Marc Maron didn’t hold back when asked about Bill Maher during a recent appearance on “Pod Save America.”
The “WTF” podcast host criticized the 69-year-old comedian for what he sees as a relentless effort to stay culturally relevant, calling the approach “desperate.”
“I always had a problem with his tone,” Maron, 61, said. “I feel with Bill that there is this — and it happens with some of the other boomers — desperate chasing of relevance that changes someone’s mind, in terms of how they approach what they do, and also makes the whole undertaking feel desperate.”
He added that Maher’s frequent commentary on “wokeness” is “not for me,” saying, “I can’t see past the desperation, and what he’s willing to do to stay in the conversation.”
Maher has long railed against what he views as excesses of progressive politics. On his HBO program “Real Time” and his podcast “Club Random,” he has frequently argued that “wokeness” undermines open dialogue.
“I would categorize ‘liberal’ as different than ‘woke,'” he told CNN last year. “Woke, which started out as a good thing — alert to injustice. Who could be against that? But it became sort of an eyeroll because they love diversity, except of ideas, and that’s not really where we should be.”

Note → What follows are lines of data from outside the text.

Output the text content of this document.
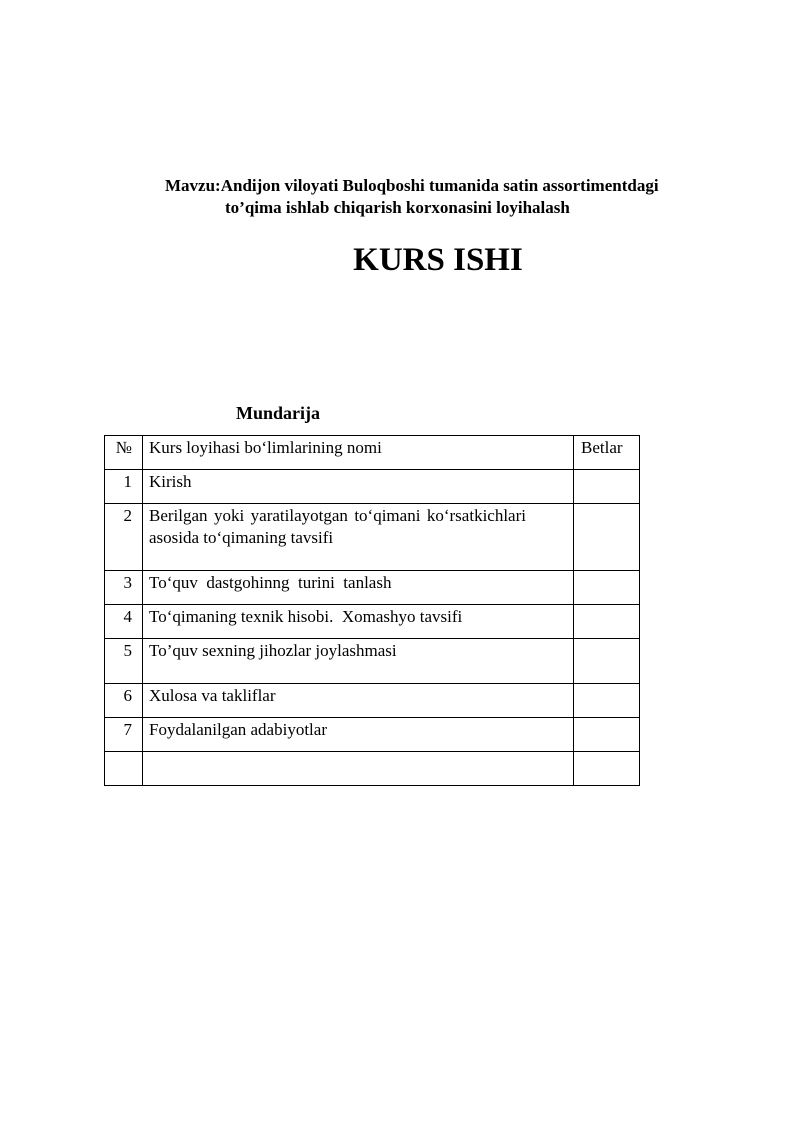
Mavzu:Andijon viloyati Buloqboshi tumanida satin assortimentdagi
to’qima ishlab chiqarish korxonasini loyihalash
KURS ISHI
Mundarija
№	Kurs loyihasi bo‘limlarining nomi	Betlar
1	Kirish	
2	Berilgan yoki yaratilayotgan to‘qimani ko‘rsatkichlari asosida to‘qimaning tavsifi	
3	To‘quv  dastgohinng  turini  tanlash	
4	To‘qimaning texnik hisobi.  Xomashyo tavsifi	
5	To’quv sexning jihozlar joylashmasi	
6	Xulosa va takliflar	
7	Foydalanilgan adabiyotlar	
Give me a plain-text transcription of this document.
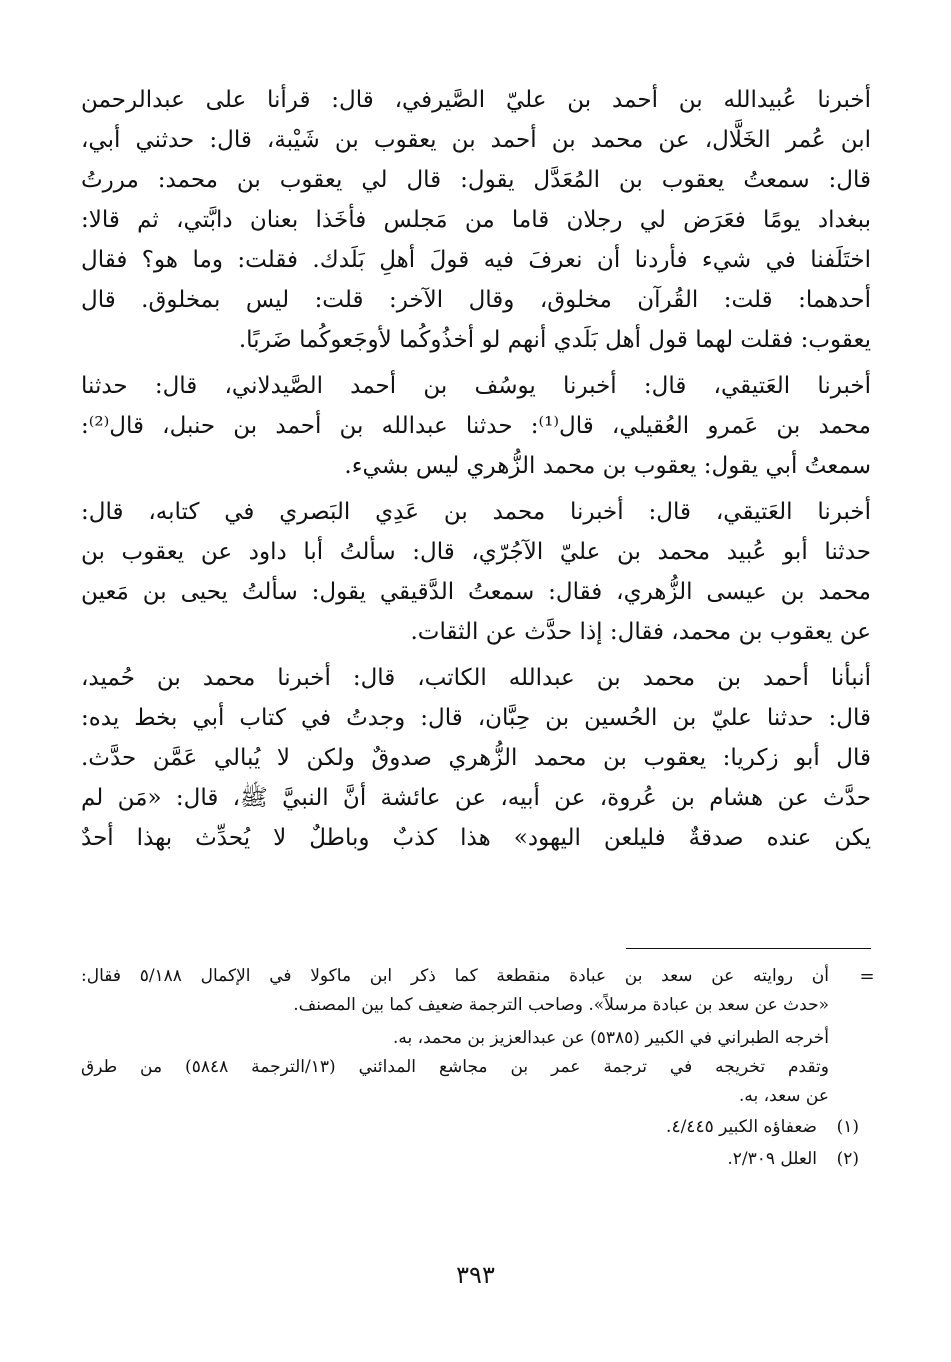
أخبرنا عُبيدالله بن أحمد بن عليّ الصَّيرفي، قال: قرأنا على عبدالرحمن
ابن عُمر الخَلَّال، عن محمد بن أحمد بن يعقوب بن شَيْبة، قال: حدثني أبي،
قال: سمعتُ يعقوب بن المُعَدَّل يقول: قال لي يعقوب بن محمد: مررتُ
ببغداد يومًا فعَرَض لي رجلان قاما من مَجلس فأخَذا بعنان دابَّتي، ثم قالا:
اختَلَفنا في شيء فأردنا أن نعرفَ فيه قولَ أهلِ بَلَدك. فقلت: وما هو؟ فقال
أحدهما: قلت: القُرآن مخلوق، وقال الآخر: قلت: ليس بمخلوق. قال
يعقوب: فقلت لهما قول أهل بَلَدي أنهم لو أخذُوكُما لأوجَعوكُما ضَربًا.

أخبرنا العَتيقي، قال: أخبرنا يوسُف بن أحمد الصَّيدلاني، قال: حدثنا
محمد بن عَمرو العُقيلي، قال⁽¹⁾: حدثنا عبدالله بن أحمد بن حنبل، قال⁽²⁾:
سمعتُ أبي يقول: يعقوب بن محمد الزُّهري ليس بشيء.

أخبرنا العَتيقي، قال: أخبرنا محمد بن عَدِي البَصري في كتابه، قال:
حدثنا أبو عُبيد محمد بن عليّ الآجُرّي، قال: سألتُ أبا داود عن يعقوب بن
محمد بن عيسى الزُّهري، فقال: سمعتُ الدَّقيقي يقول: سألتُ يحيى بن مَعين
عن يعقوب بن محمد، فقال: إذا حدَّث عن الثقات.

أنبأنا أحمد بن محمد بن عبدالله الكاتب، قال: أخبرنا محمد بن حُميد،
قال: حدثنا عليّ بن الحُسين بن حِبَّان، قال: وجدتُ في كتاب أبي بخط يده:
قال أبو زكريا: يعقوب بن محمد الزُّهري صدوقٌ ولكن لا يُبالي عَمَّن حدَّث.
حدَّث عن هشام بن عُروة، عن أبيه، عن عائشة أنَّ النبيَّ ﷺ، قال: «مَن لم
يكن عنده صدقةٌ فليلعن اليهود» هذا كذبٌ وباطلٌ لا يُحدِّث بهذا أحدٌ

=
أن روايته عن سعد بن عبادة منقطعة كما ذكر ابن ماكولا في الإكمال ٥/١٨٨ فقال:
«حدث عن سعد بن عبادة مرسلاً». وصاحب الترجمة ضعيف كما بين المصنف.
أخرجه الطبراني في الكبير (٥٣٨٥) عن عبدالعزيز بن محمد، به.
وتقدم تخريجه في ترجمة عمر بن مجاشع المدائني (١٣/الترجمة ٥٨٤٨) من طرق
عن سعد، به.
(١)
ضعفاؤه الكبير ٤/٤٤٥.
(٢)
العلل ٢/٣٠٩.
٣٩٣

Maron’s criticism wasn’t his first. In a March episode of “WTF,” he said the country had been living under “fascism” during Donald Trump’s presidency and singled out Maher as one of the figures who, in his view, enabled the former president by agreeing with certain policies.
Maher himself has been at the center of controversy over his interactions with Trump. Earlier this year, he drew fire after describing a White House dinner with Trump in surprisingly flattering terms. On “Real Time,” Maher told viewers that “everything I’ve ever not liked about him was, I swear to God, absent, at least on this night with this guy.” He went on to say, “A crazy person doesn’t live in the White House. A person who plays a crazy person on TV a lot lives there.”
That monologue prompted backlash from fellow comedians. Without naming Maher directly, “Curb Your Enthusiasm” star Larry David slammed his comments in a New York Times parody written from the perspective of someone who had dinner with Adolf Hitler in 1939 and found him oddly personable. Maher later hit back on “Piers Morgan Uncensored,” calling David’s satire “kind of insulting to 6 million dead Jews.”